In our products: Hazardous chemicals are intentionally added to consumer products that we use everyday. Electronics, toys, shampoos, perfumes, furniture, even baby pyjamas, can all contain substances with the potential to harm health and development. Discover which products to avoid on our chemical home site.

In our bodies: So great is the number of chemicals all around us that we’re constantly exposed to multiple doses – the combined effect of which could be affecting our health. No one knows how many man made chemicals contaminate our bodies but more that 100 is a conservative estimate. The combined effect of chemicals in our bodies, including in our blood, is largely unknown. There’s particular concern about the risks to children and babies since they are the most vulnerable, and because some of these hazardous chemicals are known to affect the development of babies – even inside the womb. Chemicals released into our environment now will go on having an impact for future generations.

Hi-Tech: Highly toxic

The world is consuming more and more electronic products every year. This has caused a dangerous explosion in electronic scrap (e-waste) containing toxic chemicals and heavy metals that cannot be disposed of or recycled safely. But this problem can be avoided. We are pressing leading electronic companies to change; to turn back the toxic tide of e-waste.

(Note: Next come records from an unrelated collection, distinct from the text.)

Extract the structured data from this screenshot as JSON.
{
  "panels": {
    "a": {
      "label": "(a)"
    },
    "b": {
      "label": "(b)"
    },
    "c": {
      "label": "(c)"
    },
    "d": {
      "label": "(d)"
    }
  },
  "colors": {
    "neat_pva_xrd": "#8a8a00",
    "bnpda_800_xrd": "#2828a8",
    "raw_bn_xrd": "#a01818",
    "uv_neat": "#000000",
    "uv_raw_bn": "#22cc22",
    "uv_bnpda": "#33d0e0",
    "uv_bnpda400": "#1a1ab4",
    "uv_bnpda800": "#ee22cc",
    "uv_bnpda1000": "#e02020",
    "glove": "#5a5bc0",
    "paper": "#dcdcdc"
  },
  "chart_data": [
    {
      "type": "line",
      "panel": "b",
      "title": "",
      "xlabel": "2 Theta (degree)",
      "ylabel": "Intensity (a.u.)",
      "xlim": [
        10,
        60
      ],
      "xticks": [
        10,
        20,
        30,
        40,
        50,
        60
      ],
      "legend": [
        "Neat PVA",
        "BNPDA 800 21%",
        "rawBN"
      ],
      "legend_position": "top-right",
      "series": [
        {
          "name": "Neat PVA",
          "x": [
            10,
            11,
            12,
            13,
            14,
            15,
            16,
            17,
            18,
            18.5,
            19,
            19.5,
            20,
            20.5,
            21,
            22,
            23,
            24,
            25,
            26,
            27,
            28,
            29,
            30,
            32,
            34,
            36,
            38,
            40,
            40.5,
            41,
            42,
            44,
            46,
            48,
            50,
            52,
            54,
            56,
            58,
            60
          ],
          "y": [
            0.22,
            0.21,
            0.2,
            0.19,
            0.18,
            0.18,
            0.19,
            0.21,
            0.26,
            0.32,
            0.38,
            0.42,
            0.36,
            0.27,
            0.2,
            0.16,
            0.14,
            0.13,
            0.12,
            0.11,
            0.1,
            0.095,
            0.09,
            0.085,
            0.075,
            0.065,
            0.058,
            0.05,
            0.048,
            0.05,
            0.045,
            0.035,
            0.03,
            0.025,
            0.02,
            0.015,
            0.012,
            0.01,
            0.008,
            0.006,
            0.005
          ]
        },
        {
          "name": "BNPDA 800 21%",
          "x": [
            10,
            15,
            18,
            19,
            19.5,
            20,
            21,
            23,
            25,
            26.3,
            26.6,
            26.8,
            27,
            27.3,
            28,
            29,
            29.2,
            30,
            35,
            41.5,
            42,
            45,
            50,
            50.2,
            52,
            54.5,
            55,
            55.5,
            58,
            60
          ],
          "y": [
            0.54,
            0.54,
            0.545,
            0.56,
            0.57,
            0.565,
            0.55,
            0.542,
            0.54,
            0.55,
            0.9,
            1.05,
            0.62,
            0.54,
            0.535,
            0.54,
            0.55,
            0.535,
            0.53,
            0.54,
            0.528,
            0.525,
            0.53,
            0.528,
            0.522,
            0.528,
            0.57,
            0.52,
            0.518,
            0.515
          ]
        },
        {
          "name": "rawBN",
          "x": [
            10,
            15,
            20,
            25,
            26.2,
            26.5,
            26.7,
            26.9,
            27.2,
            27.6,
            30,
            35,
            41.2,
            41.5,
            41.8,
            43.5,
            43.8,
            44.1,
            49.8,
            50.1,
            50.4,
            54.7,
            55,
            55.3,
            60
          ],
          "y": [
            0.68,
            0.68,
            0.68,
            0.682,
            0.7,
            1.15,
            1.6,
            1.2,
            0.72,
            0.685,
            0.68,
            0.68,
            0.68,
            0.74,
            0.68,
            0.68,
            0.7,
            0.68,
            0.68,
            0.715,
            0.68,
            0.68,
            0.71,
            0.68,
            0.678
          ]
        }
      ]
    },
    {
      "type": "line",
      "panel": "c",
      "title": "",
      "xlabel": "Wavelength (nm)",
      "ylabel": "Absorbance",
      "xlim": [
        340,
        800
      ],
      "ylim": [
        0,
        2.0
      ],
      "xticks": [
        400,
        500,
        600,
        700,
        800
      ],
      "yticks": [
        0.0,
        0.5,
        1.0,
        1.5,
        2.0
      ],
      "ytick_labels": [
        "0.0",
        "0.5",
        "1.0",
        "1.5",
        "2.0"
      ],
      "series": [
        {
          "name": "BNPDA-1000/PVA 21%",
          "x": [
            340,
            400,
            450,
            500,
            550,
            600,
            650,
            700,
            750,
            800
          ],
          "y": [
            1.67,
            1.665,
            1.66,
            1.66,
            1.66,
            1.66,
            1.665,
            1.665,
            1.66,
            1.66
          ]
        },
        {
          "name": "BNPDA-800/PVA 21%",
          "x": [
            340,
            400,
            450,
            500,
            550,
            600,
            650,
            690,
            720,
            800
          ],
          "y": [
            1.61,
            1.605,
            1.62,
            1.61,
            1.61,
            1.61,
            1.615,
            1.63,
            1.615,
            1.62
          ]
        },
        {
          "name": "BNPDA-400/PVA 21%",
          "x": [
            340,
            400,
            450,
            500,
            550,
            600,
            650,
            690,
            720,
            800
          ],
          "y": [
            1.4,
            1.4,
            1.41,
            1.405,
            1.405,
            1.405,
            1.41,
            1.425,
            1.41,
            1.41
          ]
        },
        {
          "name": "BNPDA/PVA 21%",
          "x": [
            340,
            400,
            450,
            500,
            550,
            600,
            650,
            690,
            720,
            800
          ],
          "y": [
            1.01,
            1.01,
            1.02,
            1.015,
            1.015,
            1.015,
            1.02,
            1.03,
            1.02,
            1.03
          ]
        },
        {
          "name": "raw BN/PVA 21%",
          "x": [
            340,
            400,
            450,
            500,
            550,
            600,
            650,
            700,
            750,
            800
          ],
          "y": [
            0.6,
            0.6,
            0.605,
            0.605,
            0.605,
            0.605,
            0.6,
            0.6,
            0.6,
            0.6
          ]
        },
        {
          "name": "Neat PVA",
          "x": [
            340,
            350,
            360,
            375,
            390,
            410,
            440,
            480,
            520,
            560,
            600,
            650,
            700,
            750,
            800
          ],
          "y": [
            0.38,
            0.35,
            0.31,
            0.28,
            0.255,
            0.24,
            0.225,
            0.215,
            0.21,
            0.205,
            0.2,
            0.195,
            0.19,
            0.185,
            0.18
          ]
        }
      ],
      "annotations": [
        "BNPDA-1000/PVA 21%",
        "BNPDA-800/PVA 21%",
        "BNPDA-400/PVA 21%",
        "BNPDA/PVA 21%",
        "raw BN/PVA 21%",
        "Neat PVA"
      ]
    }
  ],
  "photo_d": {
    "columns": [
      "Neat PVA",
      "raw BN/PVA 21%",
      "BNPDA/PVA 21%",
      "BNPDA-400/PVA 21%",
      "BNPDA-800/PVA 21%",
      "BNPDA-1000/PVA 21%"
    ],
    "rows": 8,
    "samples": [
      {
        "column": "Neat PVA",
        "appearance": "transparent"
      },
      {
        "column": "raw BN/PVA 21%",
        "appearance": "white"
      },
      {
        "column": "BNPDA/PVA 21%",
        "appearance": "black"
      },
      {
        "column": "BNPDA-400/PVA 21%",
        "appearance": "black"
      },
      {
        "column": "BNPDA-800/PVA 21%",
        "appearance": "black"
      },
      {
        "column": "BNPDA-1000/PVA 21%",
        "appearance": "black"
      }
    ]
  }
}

Every year, hundreds of thousands of old computers and mobile phones are dumped in landfills or burned in smelters. Thousands more are exported, often illegally, from the Europe, US, Japan and other industrialised countries, to Asia. There, workers at scrap yards, some of whom are children, are exposed to a cocktail of toxic chemicals and poisons.

child

A Chinese child sits amongst a pile of wires and e-waste. Children can often be found dismantling e-waste containing many hazardous chemicals known to be potentially very damaging to children’s health.

Toxic trade

Instead of receiving clean technologies, too often developing countries receive toxic waste, products and technologies.

Toxic ship

Currently the main focus of our work on toxic trade is stopping the dumping of dirty ships in Asia for shipbreaking.

This type of trade is immoral and environmentally destructive to the receiving countries and their people. It also prevents developed countries from investing in real solutions to pollution, and developing future markets in more appropriate technologies or products.

The most blatant offence has been the export of toxic wastes from developed to developing countries. Greenpeace has sought a ban on this type of toxic trade and achieved it through an international treaty called the Basel Convention.

The convention came into force in 1992 but it was a weak treaty. In 1994, a unique coalition of developing countries, and some from eastern and western Europe along with Greenpeace, managed to pass by consensus what has come to be known as the Basel Ban.

This became law in 1998 and banned waste transfer to developing countries. Greenpeace is now campaigning to:

· Prevent governments and companies circumventing the ban by practices such as ship breaking;

· Promote clean production;

· Halt the production and trade of toxic products such as the UN Environmental Programme list of the dirty dozen (the 12 most toxic persistent pollutants); and

· Stop toxic technologies such as incineration.

Solution

Substituting hazardous chemicals with safer materials is the answer to governments and industry that have failed to control the spread of dangerous chemicals around the globe.